Spring is just around the corner and after sitting around all winter, many of us have accumulated a few pounds that we don’t need. Of course this is a year round problem also, as America has become one of the most overweight countries in history. The problem is getting worse. Obesity rates for adults in the U.S. were near 13% in 1962, and had risen to 35% by 2010, according to the Center for Disease Control.

Americans eat exceedingly beyond their need. In order to rectify this situation in an enduring way, it is necessary to understand the cause. One theory holds that the vagus nerve is unable to properly convey to the brain that the stomach is full. Psychological reasons also may come into play, as food in a stressful society is often used for comfort and reward. One of the most useful theories is that of insulin release. When blood sugar rises abruptly, insulin is excreted to help remove the excess. But there are insulin receptors in the brain also, and when stimulated these receptors notify the body that it needs more food. If we then eat more insulin producing sugar, a vicious cycle ensues and we seem to never really get satisfied no matter how much we eat.

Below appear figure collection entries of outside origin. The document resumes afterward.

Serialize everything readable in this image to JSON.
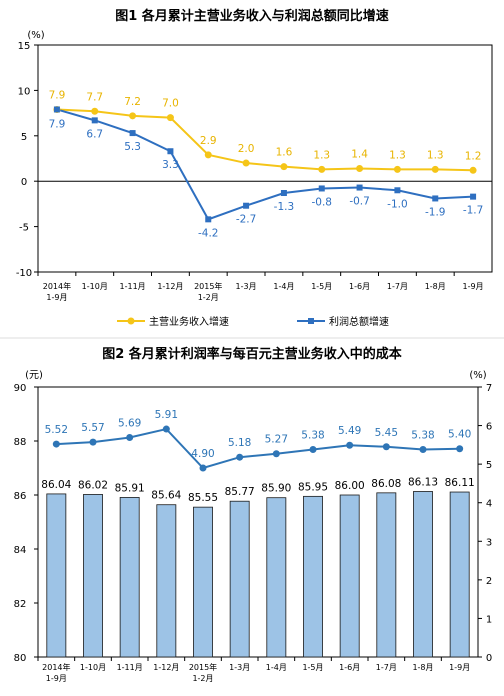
{
  "chart_data": [
    {
      "type": "line",
      "title": "图1  各月累计主营业务收入与利润总额同比增速",
      "unit_label": "(%)",
      "categories": [
        "2014年\n1-9月",
        "1-10月",
        "1-11月",
        "1-12月",
        "2015年\n1-2月",
        "1-3月",
        "1-4月",
        "1-5月",
        "1-6月",
        "1-7月",
        "1-8月",
        "1-9月"
      ],
      "ylim": [
        -10,
        15
      ],
      "yticks": [
        -10,
        -5,
        0,
        5,
        10,
        15
      ],
      "grid": false,
      "legend_position": "bottom",
      "series": [
        {
          "name": "主营业务收入增速",
          "color": "#F5C518",
          "values": [
            7.9,
            7.7,
            7.2,
            7.0,
            2.9,
            2.0,
            1.6,
            1.3,
            1.4,
            1.3,
            1.3,
            1.2
          ]
        },
        {
          "name": "利润总额增速",
          "color": "#2E6FC0",
          "values": [
            7.9,
            6.7,
            5.3,
            3.3,
            -4.2,
            -2.7,
            -1.3,
            -0.8,
            -0.7,
            -1.0,
            -1.9,
            -1.7
          ]
        }
      ],
      "label_colors": {
        "revenue": "#E8B400",
        "profit": "#2E6FC0"
      }
    },
    {
      "type": "bar+line",
      "title": "图2  各月累计利润率与每百元主营业务收入中的成本",
      "left_unit_label": "(元)",
      "right_unit_label": "(%)",
      "categories": [
        "2014年\n1-9月",
        "1-10月",
        "1-11月",
        "1-12月",
        "2015年\n1-2月",
        "1-3月",
        "1-4月",
        "1-5月",
        "1-6月",
        "1-7月",
        "1-8月",
        "1-9月"
      ],
      "bar_values": [
        86.04,
        86.02,
        85.91,
        85.64,
        85.55,
        85.77,
        85.9,
        85.95,
        86.0,
        86.08,
        86.13,
        86.11
      ],
      "line_values": [
        5.52,
        5.57,
        5.69,
        5.91,
        4.9,
        5.18,
        5.27,
        5.38,
        5.49,
        5.45,
        5.38,
        5.4
      ],
      "ylim_left": [
        80,
        90
      ],
      "yticks_left": [
        80,
        82,
        84,
        86,
        88,
        90
      ],
      "ylim_right": [
        0,
        7
      ],
      "yticks_right": [
        0,
        1,
        2,
        3,
        4,
        5,
        6,
        7
      ],
      "grid": false,
      "bar_color": "#9DC3E6",
      "line_color": "#2E75B6"
    }
  ]
}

Attempts to lose weight with fad diets and food restrictions are temporary at best. If we restrict ourselves from certain foods, almost inevitably our cravings for those foods eventually break down our will power. However, thousands of people have successfully reduced their weight, and kept it off for decades, by adding certain traditional foods to their daily fare. Whole grains, such as brown rice, barley, whole wheat, millet, oats, rye, and buckwheat have been the staple of almost every civilization in history. Only in the last century has their role in human nutrition been reduced in industrialized nations, and the corresponding incidence rate of obesity is clear. When whole grains are consumed at every meal, the carbohydrates that they contain are complex, and therefore are broken down into glucose slowly over time. Therefore there is no insulin spike like the one seen when simple sugars are consumed. Without the insulin spike, we are less likely to experience hunger between meals. We eat less, but are nourished more. The more we eat these grains in their whole form, rather than in processed forms such as flour, the more nourishing they will be. But it is important to consume a substantial portion of grains at every meal, otherwise that vicious cycle will begin again.

So this spring, break out your walking shoes, your tennis rackets, your hiking gear, and enjoy the fitness and energy level you’ve hoped for by nourishing your body with whole grains. Then watch the pounds fall off without those cravings.